This is a simple utility to perform a quick evaluation on the results generated by any Speech to text (STT) or Automatic Speech Recognition (ASR) System.
This utility can calculate following metrics -
- Word Error Rate (WER), which is a most common metric of measuring the performance of a Speech Recognition or Machine translation system
- Levenshtein Distance calculated at word level.
- Number of Word level insertions, deletions and mismatches between the original file and the generated file.
- Number of Phrase level insertions, deletions and mismatches between the original file and the generated file.
- Color Highlighted text Comparison to visualize the differences.
- General Statistics about the original and generated files (bytes, characters, words, new lines etc.)
The utility also performs the pre-processing or normalization of the text in the provided files based on following operations -
- Remove Speaker Name: Remove Speaker name at the beginning of the line.
- Remove Annotations: Remove any custom annotations added during transcriptions.
- Remove Whitespaces: Remove any extra white spaces.
- Remove Quotes: Remove any double quotes
- Remove Dashes: Remove any dashes
- Remove Punctuations: Remove any punctuations (.,?!)
- Convert contents to lower case
Make sure that you have NodeJS v8+ installed on your system.
npm install -g speech-recognition-evaluation
Verify installation by simply running:
asr-eval
Simplest way to run your first evaluation is by simply passing original
and generated
options to asr-eval
command.
Where, original
is a plain text file containing original transcript to be used as reference; usually this is generated by human beings.
And generated
is a plain text file containing generated transcript by the STT/ASR system.
asr-eval --original ./original-file.txt --generated ./generated-file.txt
This would print simply the Word Error Rate (WER) between the provided files. This is how the output should look like:
Word Error Rate (WER): 13.61350109561817%
To find more information about all the available options:
asr-eval --help
All the available usage options would be printed:
Synopsis
$ asr-eval --original file --generated file
$ asr-eval [options] --original file --generated file
$ asr-eval --help
Options
-o, --original file Original File to be used as reference. Usually, this should be the
transcribed file by a Human being.
-g, --generated file File with the output generated by Speech Recognition System.
-e, --wer Default: true. Print Word Error Rate (WER).
--distance Default: false. Print total word distance after comparison.
-e, --stats Default: false. Print statistics about original and generate files, before
and after pre-processing. Also prints statistics about word level and phrase
level differences.
--pairs Default: false. Print all the difference pairs with type of difference.

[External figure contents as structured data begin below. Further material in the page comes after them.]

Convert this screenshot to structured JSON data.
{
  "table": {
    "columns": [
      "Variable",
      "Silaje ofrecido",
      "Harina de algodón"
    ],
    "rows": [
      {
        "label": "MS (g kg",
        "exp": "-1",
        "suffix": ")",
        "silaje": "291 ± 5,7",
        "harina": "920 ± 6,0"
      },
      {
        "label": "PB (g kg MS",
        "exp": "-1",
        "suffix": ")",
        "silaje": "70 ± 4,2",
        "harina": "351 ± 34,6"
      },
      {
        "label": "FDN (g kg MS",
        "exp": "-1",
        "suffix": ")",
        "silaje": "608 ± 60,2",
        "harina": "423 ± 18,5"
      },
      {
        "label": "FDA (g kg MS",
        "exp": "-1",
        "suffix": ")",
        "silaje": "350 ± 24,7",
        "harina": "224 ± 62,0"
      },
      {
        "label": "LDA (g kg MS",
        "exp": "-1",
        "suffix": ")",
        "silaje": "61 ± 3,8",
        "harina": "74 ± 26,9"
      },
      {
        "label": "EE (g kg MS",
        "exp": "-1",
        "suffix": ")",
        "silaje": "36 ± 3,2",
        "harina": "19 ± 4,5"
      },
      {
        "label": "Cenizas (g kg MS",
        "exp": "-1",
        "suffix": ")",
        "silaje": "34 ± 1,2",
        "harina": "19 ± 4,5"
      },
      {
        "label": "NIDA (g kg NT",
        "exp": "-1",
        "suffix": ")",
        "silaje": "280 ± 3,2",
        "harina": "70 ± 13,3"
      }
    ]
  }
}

-c, --textcomparison Default: false. Print the text comparison between two files with
highlighting.
-s, --removespeakers Default: true. Remove the speaker at the start of each line in files before
calculations. The speaker should be separated by colon ":" i.e. speaker_name:
text For e.g. "John Doe: Hello, I am John." would get converted to simply
"Hello, I am John."
-a, --removeannotations Default: true. Remove any custom annotations in the transcript before
calculations. This is useful when removing custom annotations done by human
transcribers. Anything in square brackets [] are detected as annotations.
For e.g. "Hello, I am [inaudible 00:12] because of few reasons." would get
converted to "Hello, I am because of few reasons."
-w, --removewhitespaces Default: true. Remove any extra white spaces before calculations.
-q, --removequotes Default: true. Remove any double quotes '"' from the files before
calculations.
-d, --removedashes Default: true. Remove any dashes (hyphens) "-" from the files before
calculations.
-p, --removepunctuations Default: true. Remove any punctuations ".,?!" from the files before
calculations.
-l, --lowercase Default: true. Convert both files to lower case before calculations. This is
useful if evaluation needs to be done in case-insensitive way.
-h, --help Print this usage guide.